Two School of Medicine researchers received 2006 Investigator Awards from the Patrick and Catherine Weldon Donaghue Medical Research Foundation, a West Hartford, Conn.-based philanthropic organization devoted to supporting biomedical research “of practical benefit to human life.”

Hal Blumenfeld, M.D., Ph.D., associate professor of neurology, neurobiology and neurosurgery, will apply his award to a study of the effects of epileptic seizures on driving. While patients with epilepsy operate virtual-reality driving simulators, Blumenfeld will use neuroimaging and electroencephalography to determine which brain regions are involved in epileptic seizures and the effects of seizure-induced loss of consciousness on driving safety.

“This will be the first time that driving impairment during seizures will be directly measured,” says Blumenfeld, who hopes to design improved treatments to preserve consciousness and prevent car accidents among individuals with epilepsy.

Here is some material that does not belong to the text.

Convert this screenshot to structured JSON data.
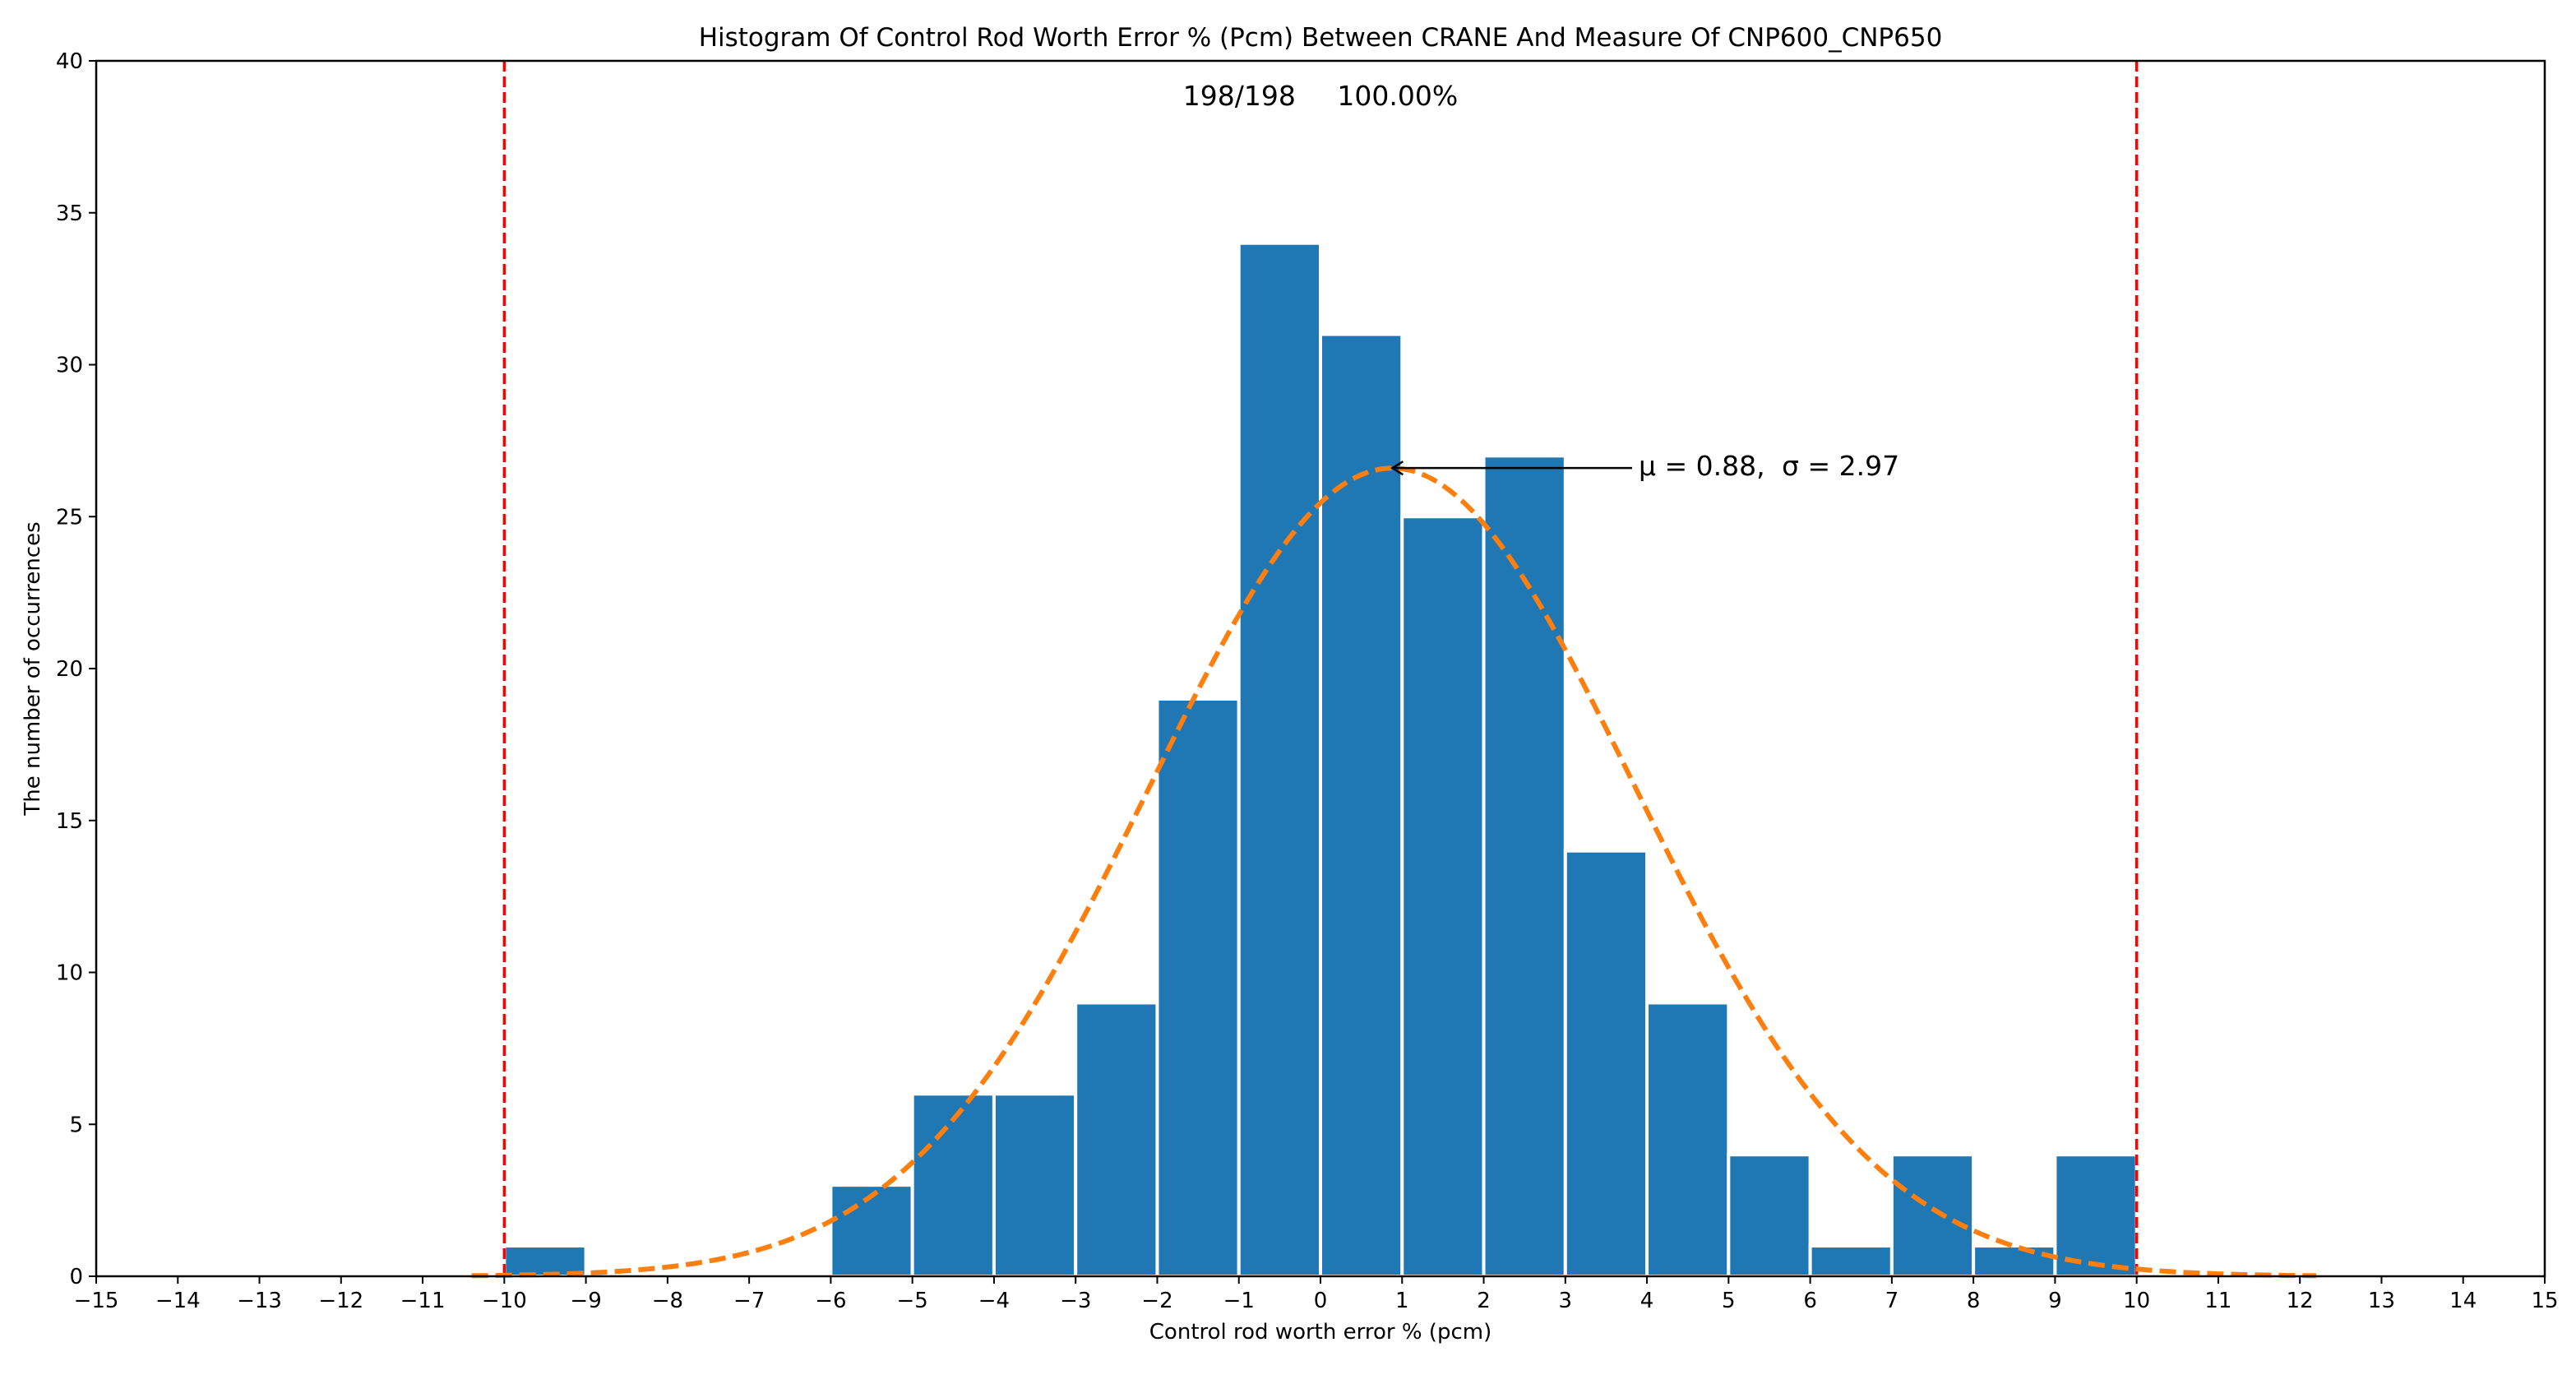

Becca Levy, Ph.D., associate professor of epidemiology and psychology, studies how psychological factors, particularly how older individuals perceive aging, affect health in old age. Her research demonstrated for the first time that positive age stereotypes can improve the physical and cognitive functioning of older individuals and that positive self-perceptions of age are associated with increased longevity. With her Investigator Award, Levy will conduct a randomized controlled trial to test whether healthy behaviors can be promoted by positive beliefs about aging in older individuals.

“It is exciting to have the opportunity to build on our findings and apply them to health promotion,” Levy says, adding that the interventions she is studying are likely to benefit high-risk groups of older individuals in Connecticut, particularly African-Americans.

The foundation launched the Donaghue Investigator program in 1998 to support scientists at Connecticut academic institutions whose work promises “a direct, near-term impact on improving public health, clinical practice or community health interventions.” The program, now in its final year, provides five-year, $600,000 awards to investigators.

In announcing the 2006 awards, Raymond S. Andrews Jr., co-trustee of the Donaghue Foundation with Bank of America, said, “We are pleased that Donaghue can provide the type of support to talented researchers that will allow them to pursue innovative and important answers to significant health problems.”